The Palace of Heavenly Pleasure
- Author: Adam Williams
- Language: English
- Published: 2004, Thomas Dunne Books
- Publication place: United States
- Media type: Print
- Pages: 640 pages
- ISBN: 031231566X

= The Palace of Heavenly Pleasure =

2004 novel by Adam Williams

The Palace of Heavenly Pleasure is a 2003 novel by Adam Williams. The book was first published on November 25, 2004, through Thomas Dunne Books. The book is set during 1899 in China and is told through the viewpoint of multiple protagonists.

==Synopsis==
The book's story is told in three parts.

Part One sets the scene, with the various character's arrivals and meetings. Helen Frances meets Henry Manners and begins to grow affectionate. The brothel is introduced. The Boxers watch as spirits appear within the sky.

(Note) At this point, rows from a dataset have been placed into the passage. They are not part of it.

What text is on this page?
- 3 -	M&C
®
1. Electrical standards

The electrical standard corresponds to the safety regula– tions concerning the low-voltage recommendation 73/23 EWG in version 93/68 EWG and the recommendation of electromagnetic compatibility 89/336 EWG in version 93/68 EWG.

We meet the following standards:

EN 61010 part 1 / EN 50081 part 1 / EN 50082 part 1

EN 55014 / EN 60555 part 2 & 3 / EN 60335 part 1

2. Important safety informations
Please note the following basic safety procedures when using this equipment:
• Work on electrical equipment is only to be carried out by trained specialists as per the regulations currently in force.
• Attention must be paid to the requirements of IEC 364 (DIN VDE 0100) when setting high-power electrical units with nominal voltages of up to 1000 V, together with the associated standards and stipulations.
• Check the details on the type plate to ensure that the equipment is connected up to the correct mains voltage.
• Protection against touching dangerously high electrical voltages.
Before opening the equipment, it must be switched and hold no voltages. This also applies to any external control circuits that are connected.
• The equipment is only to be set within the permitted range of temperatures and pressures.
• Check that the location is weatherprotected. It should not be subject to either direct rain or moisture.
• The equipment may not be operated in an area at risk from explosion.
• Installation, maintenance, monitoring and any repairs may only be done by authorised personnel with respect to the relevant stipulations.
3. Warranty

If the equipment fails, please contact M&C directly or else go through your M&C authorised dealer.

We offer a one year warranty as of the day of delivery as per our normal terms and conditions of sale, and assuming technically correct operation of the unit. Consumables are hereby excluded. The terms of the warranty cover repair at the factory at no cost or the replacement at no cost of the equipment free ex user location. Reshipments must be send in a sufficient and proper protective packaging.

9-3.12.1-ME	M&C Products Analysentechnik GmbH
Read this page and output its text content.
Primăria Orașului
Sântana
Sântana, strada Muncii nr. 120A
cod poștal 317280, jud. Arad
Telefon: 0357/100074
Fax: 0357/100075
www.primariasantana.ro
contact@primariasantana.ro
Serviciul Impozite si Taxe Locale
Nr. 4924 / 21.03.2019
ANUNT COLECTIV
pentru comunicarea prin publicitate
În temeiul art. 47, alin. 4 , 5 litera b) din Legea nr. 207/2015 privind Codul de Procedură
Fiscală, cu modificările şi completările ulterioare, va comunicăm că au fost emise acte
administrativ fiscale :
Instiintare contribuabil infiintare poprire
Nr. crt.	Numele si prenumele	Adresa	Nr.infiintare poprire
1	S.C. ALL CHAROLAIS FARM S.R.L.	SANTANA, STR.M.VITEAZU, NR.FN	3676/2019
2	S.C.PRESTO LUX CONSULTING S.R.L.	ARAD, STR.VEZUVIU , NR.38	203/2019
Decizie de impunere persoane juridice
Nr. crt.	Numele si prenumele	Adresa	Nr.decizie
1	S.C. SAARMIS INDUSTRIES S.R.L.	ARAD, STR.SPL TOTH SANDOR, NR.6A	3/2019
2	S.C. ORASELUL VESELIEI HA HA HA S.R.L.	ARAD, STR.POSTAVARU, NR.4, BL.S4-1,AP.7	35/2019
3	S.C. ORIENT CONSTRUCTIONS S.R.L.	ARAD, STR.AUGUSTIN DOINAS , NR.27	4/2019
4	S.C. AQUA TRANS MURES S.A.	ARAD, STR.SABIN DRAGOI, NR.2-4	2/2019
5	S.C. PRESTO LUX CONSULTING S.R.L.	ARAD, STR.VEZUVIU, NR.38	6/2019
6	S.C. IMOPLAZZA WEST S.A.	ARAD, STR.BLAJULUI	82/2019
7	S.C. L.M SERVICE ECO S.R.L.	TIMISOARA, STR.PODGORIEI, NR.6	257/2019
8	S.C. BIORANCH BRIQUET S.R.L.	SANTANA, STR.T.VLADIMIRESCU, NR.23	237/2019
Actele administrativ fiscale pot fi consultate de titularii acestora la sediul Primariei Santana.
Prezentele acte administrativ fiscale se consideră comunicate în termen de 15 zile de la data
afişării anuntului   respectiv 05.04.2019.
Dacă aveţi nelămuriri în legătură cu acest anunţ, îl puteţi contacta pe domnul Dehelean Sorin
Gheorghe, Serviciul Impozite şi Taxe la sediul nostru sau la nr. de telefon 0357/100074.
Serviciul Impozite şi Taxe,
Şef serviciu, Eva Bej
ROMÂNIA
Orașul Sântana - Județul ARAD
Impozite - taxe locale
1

Part Two develops the political aspects of the story and begins to demonstrate the influence of different powers within China. Later, the attacks against foreigners increase and the Airtons are forced to flee the town. Execution of foreigners, watched by the Airtons, as they hide in the brothel. Escape from the town, by means of train. Helen Frances is told that Manners is dead.

Part Three introduces Orkhon Baatar, who helps the Airtons to survive. Lament of the previous tragedies. Finally, new character (Arthur Topps) enters Shishan.

==Reception==
Critical reception for the book has been positive, and the work has received positive reviews from Publishers Weekly and Booklist. The Guardian commented that it was "A modern twist on the traditional historical epic, although at 700 pages, it does go on a bit."